Veriler geleceğe dair ne söylüyor?

Giriş: 12 Haziran 2020, Cuma 18:29
Güncelleme: 12 Haziran 2020, Cuma 18:29

Bugün Nisan ayına ait iki önemli veri gördük; sanayi üretimi ve cari denge. Halihazırda global tarafta krizin en dip olduğu noktaların şimdilik Nisan ve Mayıs olarak gözüktüğünü söyleyebiliriz. Elbette ikinci dalga ortaya çıkarsa durum değişir ama uanki gidişatla değerlendirelim ve Nisan/Mayıs rakamlarına bakarken en dip noktalarda olduğumuz hesaba katalım.

Sanayi üretim rakamına bakarsak, Nisan ayında yıllık %31’lik bir üretim daralması var. Hem PMI verileri hem ihracat rakamları bu düzeyde bir daralma işaretini zaten vermekteydi. Dolayısıyla tablo şaşırtıcı değil.

Öte yandan Mayıs ayı PMI ve ihracat rakamları da yine %20 civarında bir yıllık sanayi üretim daralması göstermekte. Bazı yüksek frekanslı veriler, dipten dönüşü net ortaya koymakla beraber, Türkiye ekonomisi bu yılın 2. çeyreğinde çift hane daralmış gözüküyor.

Daha iyi bir 2. yarıyıl geçirecek gibi dursak da, yılın tamamını tüm dünya ülkeleri gibi daralarak tamamlayacağız. Global tarafa dair detay vermemiz gerekirse; 1930 krizinde dünya ekonomisinin %80’i resesyona girerken, bu krizde çalışmalar global ekonominin %95’inin 2020’yi resesyonla bitireceğine işaret ediyor.
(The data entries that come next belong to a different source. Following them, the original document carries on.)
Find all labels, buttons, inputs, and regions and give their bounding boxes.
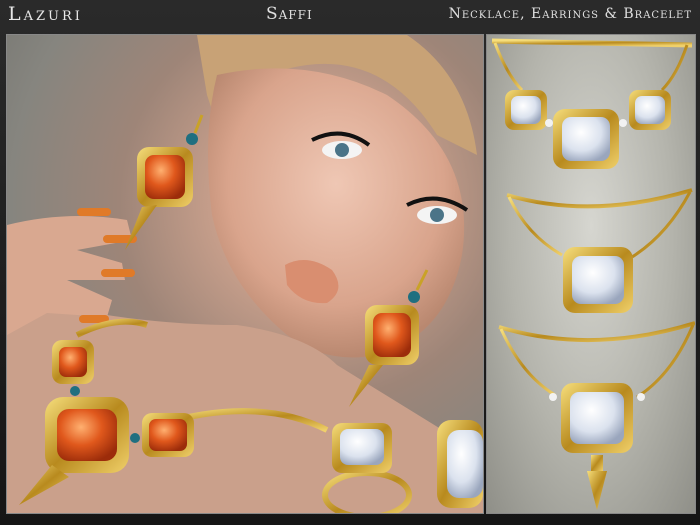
variant-single-stone-necklace	[506, 188, 693, 313]
necklace-variants	[491, 38, 695, 510]
product-ad: Lazuri Saffi Necklace, Earrings & Bracel…	[0, 0, 700, 525]
earring-detail-illustration	[437, 360, 483, 508]
variant-three-stone-necklace	[491, 38, 693, 169]
necklace-variants-panel	[486, 34, 696, 514]
model-photo	[6, 34, 484, 514]
model-illustration	[7, 35, 483, 513]
header-bar: Lazuri Saffi Necklace, Earrings & Bracel…	[0, 0, 700, 30]
variant-spike-necklace	[498, 321, 695, 510]
brand-logo-text: Lazuri	[8, 3, 83, 25]
earring-left-illustration	[125, 114, 204, 250]
product-title: Saffi	[266, 4, 313, 24]
product-subtitle: Necklace, Earrings & Bracelet	[448, 6, 692, 22]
Türkiye’nin de özellikle Avrupa ile ticari ilişkileri bu denli yoğun iken, bu resmin dışında kalması bir miktar zor.

Bugünkü sanayi üretim verisinin en önemli detayı, ihracatımızın önemli parçası olan otomotiv sektörünün yıllık %75, tekstil’in de yıllık %60 daralması. Ekonomi kapalı olduğu için benzer görüntü Mayıs ayı verisinde de olacaktır.

Üretimde tüm bu daralmalar olurken, ekonomiye kredi kanalı ile verdiğimiz yoğun destek de devam ediyor. Bu destek, bir taraftan iç talebe fayda sağlamakla birlikte göz ucumuzla hem enflasyon hem cari denge rakamlarını da kontrol etmemiz lazım. Evet ithalat da düşüş var, fakat ihracattaki düşüşler çok daha şiddetli. Keza turizm gelirinin de olmayışı, ödemeler dengesi üzerinde baskı yaratmakta. Kur üzerinde baskı yaşadığımız, resmi rakamlarla yaklaşık 25mlr usd döviz rezervi harcadığımız bir Nisan Mayıs ayı geçirdik. Yılbaşından bu yana 4 aylık kümüle cari açığımız 12.9mlr usd’ye geldi. 12 aylık kümüle bakarsak da 1.5mlr usd olan cari fazlamız bugün gelen veriyle beraber cari açığa döndü, 3.3mlr usd. Yılın tamamına dair, hesapladığımızdan daha yüksek cari açık verme ihtimalimiz mevcut, yaklaşık 15mlr usd’ye yakın. Bu sonucun önemli bir kısmı global taraf kaynaklı, turizmde ve ihracatta global akımlarla hareket ediyoruz, dolayısıyla kaçınılmaz bir sonuç. Fakat bir taraftan şiddetli daralırken cari açık genişliyor, diğer taraftan da enflasyon yüksek seyrediyor. Dünya deflasyon riski ile karşı karşıya iken enflasyon konusunu çözemez isek, ülke risk primimiz yüksek kalmaya devam edecektir. Bu da büyümemiz üzerinde risk yaratır. Yıllar boyu krediye dayalı yüksek büyüme elde etmemiz çok olası değil çünkü bu da kaynak meselesi.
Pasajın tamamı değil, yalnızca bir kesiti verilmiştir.